Excuse me? How can sacrificing my true essence to the greater good of those who want me to not be my authentic self be the best way to heal from the inculcated damage I experienced at those very hands?
I call bullshit. I’ll opt for the freedom of individuality over any so-called “security,” be it based on deity-worship or steeped in philosophy.
Sounds good, doesn’t it? A hellova confident, dynamic stance for a turtle/chameleon to take!
Of course, it has its downsides. For one thing, I have to reaffirm it nearly every day or my fears will shatter it like ramen at the bottom of a grocery bag. For another thing, it affords me absatively no protection whatsoever from any way, shape, or form of reality.
I needed an excuse to not attend a CalState University after receiving an “Accepted with Honors” letter I had hoped would be a flat-out rejection. What could I do that would only take six months, a year max, so I could nail an occupation and move out of my mother’s house once and for all?
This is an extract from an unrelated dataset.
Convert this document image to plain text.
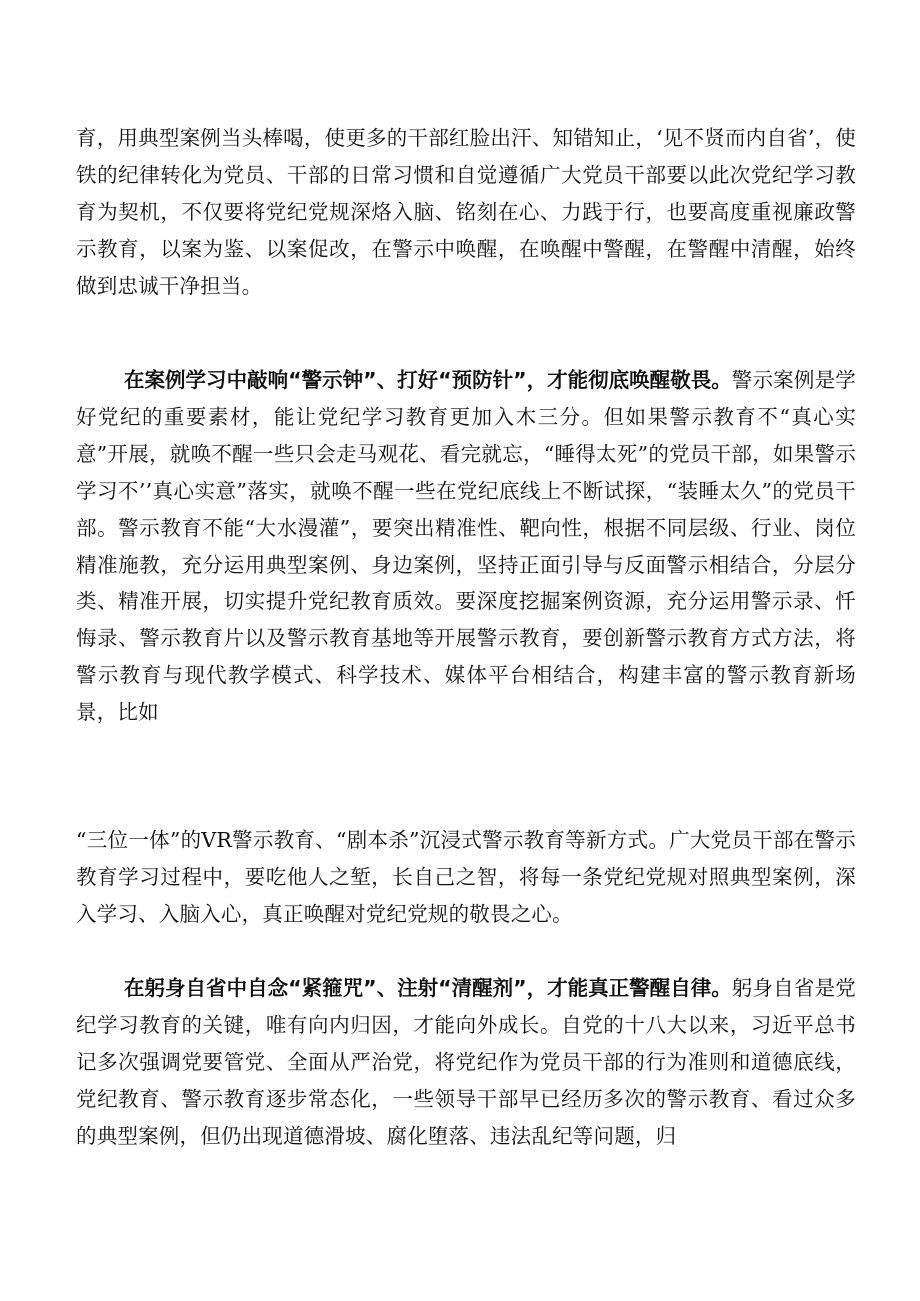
育，用典型案例当头棒喝，使更多的干部红脸出汗、知错知止，‘见不贤而内自省’，使铁的纪律转化为党员、干部的日常习惯和自觉遵循广大党员干部要以此次党纪学习教育为契机，不仅要将党纪党规深烙入脑、铭刻在心、力践于行，也要高度重视廉政警示教育，以案为鉴、以案促改，在警示中唤醒，在唤醒中警醒，在警醒中清醒，始终做到忠诚干净担当。

在案例学习中敲响“警示钟”、打好“预防针”，才能彻底唤醒敬畏。警示案例是学好党纪的重要素材，能让党纪学习教育更加入木三分。但如果警示教育不“真心实意”开展，就唤不醒一些只会走马观花、看完就忘，“睡得太死”的党员干部，如果警示学习不’’真心实意”落实，就唤不醒一些在党纪底线上不断试探，“装睡太久”的党员干部。警示教育不能“大水漫灌”，要突出精准性、靶向性，根据不同层级、行业、岗位精准施教，充分运用典型案例、身边案例，坚持正面引导与反面警示相结合，分层分类、精准开展，切实提升党纪教育质效。要深度挖掘案例资源，充分运用警示录、忏悔录、警示教育片以及警示教育基地等开展警示教育，要创新警示教育方式方法，将警示教育与现代教学模式、科学技术、媒体平台相结合，构建丰富的警示教育新场景，比如

“三位一体”的VR警示教育、“剧本杀”沉浸式警示教育等新方式。广大党员干部在警示教育学习过程中，要吃他人之堑，长自己之智，将每一条党纪党规对照典型案例，深入学习、入脑入心，真正唤醒对党纪党规的敬畏之心。

在躬身自省中自念“紧箍咒”、注射“清醒剂”，才能真正警醒自律。躬身自省是党纪学习教育的关键，唯有向内归因，才能向外成长。自党的十八大以来，习近平总书记多次强调党要管党、全面从严治党，将党纪作为党员干部的行为准则和道德底线，党纪教育、警示教育逐步常态化，一些领导干部早已经历多次的警示教育、看过众多的典型案例，但仍出现道德滑坡、腐化堕落、违法乱纪等问题，归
Nursing! Of course! Because I’d never had the slightest interest in science and notoriously eked through my one-and-only high-school requirement with a D! What a perfect choice!
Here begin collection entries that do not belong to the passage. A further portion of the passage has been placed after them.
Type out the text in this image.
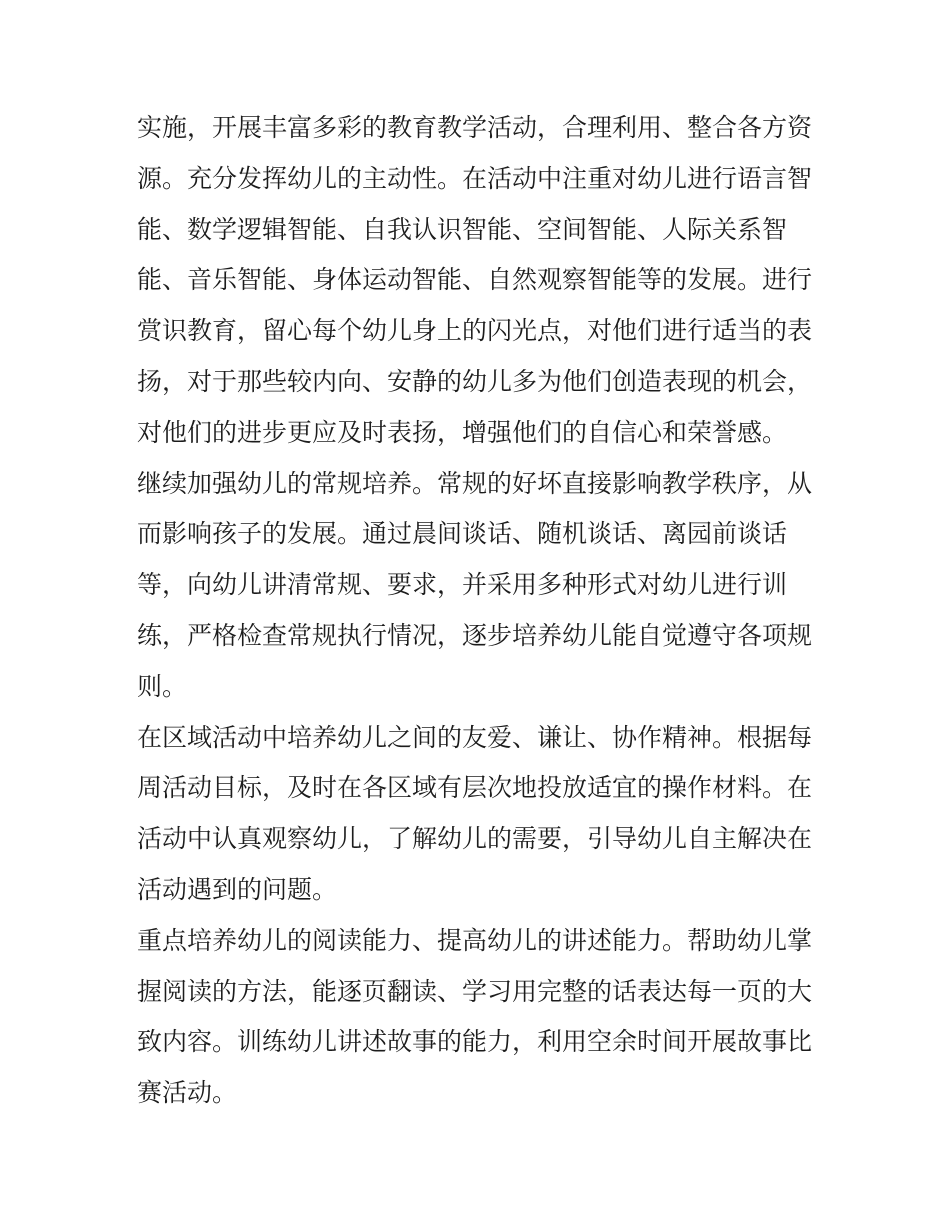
实施，开展丰富多彩的教育教学活动，合理利用、整合各方资
源。充分发挥幼儿的主动性。在活动中注重对幼儿进行语言智
能、数学逻辑智能、自我认识智能、空间智能、人际关系智
能、音乐智能、身体运动智能、自然观察智能等的发展。进行
赏识教育，留心每个幼儿身上的闪光点，对他们进行适当的表
扬，对于那些较内向、安静的幼儿多为他们创造表现的机会，
对他们的进步更应及时表扬，增强他们的自信心和荣誉感。
继续加强幼儿的常规培养。常规的好坏直接影响教学秩序，从
而影响孩子的发展。通过晨间谈话、随机谈话、离园前谈话
等，向幼儿讲清常规、要求，并采用多种形式对幼儿进行训
练，严格检查常规执行情况，逐步培养幼儿能自觉遵守各项规
则。
在区域活动中培养幼儿之间的友爱、谦让、协作精神。根据每
周活动目标，及时在各区域有层次地投放适宜的操作材料。在
活动中认真观察幼儿，了解幼儿的需要，引导幼儿自主解决在
活动遇到的问题。
重点培养幼儿的阅读能力、提高幼儿的讲述能力。帮助幼儿掌
握阅读的方法，能逐页翻读、学习用完整的话表达每一页的大
致内容。训练幼儿讲述故事的能力，利用空余时间开展故事比
赛活动。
I spoke to the admissions officer of a highly touted, or at least advertised, practical nursing school. She assured me that yes, there was still time to register for the program, and yes, I could finish it in a single year. Yes-yes-yes! One more year and I’d be done-done-done with school.
When my mother and I got to her office, the admissions office waved us into side-by-side chairs without looking up and continued writing whatever she was writing. Finally, she raised her face with a smile. I saw her eyes fixate on the Star of David around my neck. Without missing a beat, she intoned, “I’m sorry, there’s been some mistake. We have no openings in our program at this time. Or in the foreseeable future. You might want to try another school. Thank you for coming in.” And she waved her dismissal.
Oy! Where’s a fishbowl when you really need one?